Class began in A101 where I explained the layout, theory, and times that would be needed. I asked whether the velocity predicted from the acceleration would be the same as the speed trap velocity. One student ventured the guess that they would not be the same, and I agreed. I felt that the two values would be far apart. The class then moved out onto the sidewalk. 

The 17.17 meter slope. Two runs from the post just below the sidewalk junction produced times of 12.03 and 12.12 seconds. 

The three meter speed trap is just after the turn. This had times of 1.13, 1.16, and 1.18 seconds.  Up for debate is whether a shorter speed trap would produce a more accurate velocity as the RipStik is slowing down after the turn. The trade-off would be less accuracy for a faster split time.
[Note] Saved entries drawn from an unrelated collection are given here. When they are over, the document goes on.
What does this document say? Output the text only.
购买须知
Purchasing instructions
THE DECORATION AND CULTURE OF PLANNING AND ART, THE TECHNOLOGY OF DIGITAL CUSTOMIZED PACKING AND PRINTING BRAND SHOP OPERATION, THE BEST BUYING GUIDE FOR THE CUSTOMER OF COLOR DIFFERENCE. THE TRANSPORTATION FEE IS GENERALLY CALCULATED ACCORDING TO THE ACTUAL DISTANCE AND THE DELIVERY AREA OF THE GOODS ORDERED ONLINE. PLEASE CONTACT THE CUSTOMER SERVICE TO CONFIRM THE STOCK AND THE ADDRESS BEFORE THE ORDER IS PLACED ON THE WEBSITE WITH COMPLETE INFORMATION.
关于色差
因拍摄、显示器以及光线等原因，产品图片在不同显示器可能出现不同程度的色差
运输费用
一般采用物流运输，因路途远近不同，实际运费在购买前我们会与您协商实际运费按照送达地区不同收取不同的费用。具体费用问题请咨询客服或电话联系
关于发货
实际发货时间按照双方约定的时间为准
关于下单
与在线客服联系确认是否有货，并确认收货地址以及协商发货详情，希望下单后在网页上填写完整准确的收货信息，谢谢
I have no selfie or TikTok experts in the course, so this was as good an image as I got of this demonstration. The class then returned to the classroom.

acceleration a = 2 × 17.15 ÷ 12.07² = 0.24 m/s²

That same acceleration predicts a velocity v = 0.24 × 12.07 = 2.85 m/s.  

The speed trap measured a velocity v = 3 ÷ 1.16 = 2.57 m/s. The difference in those is just under 10%, a difference fairly readily explained by frictional slowing of the RipStik via a demonstration in the classroom. 

This exercise now presages the Monday "change in momentum is force" demonstration. Might gut sense is to reduce the force as much as possible to avoid fast back pedaling which is always problematic.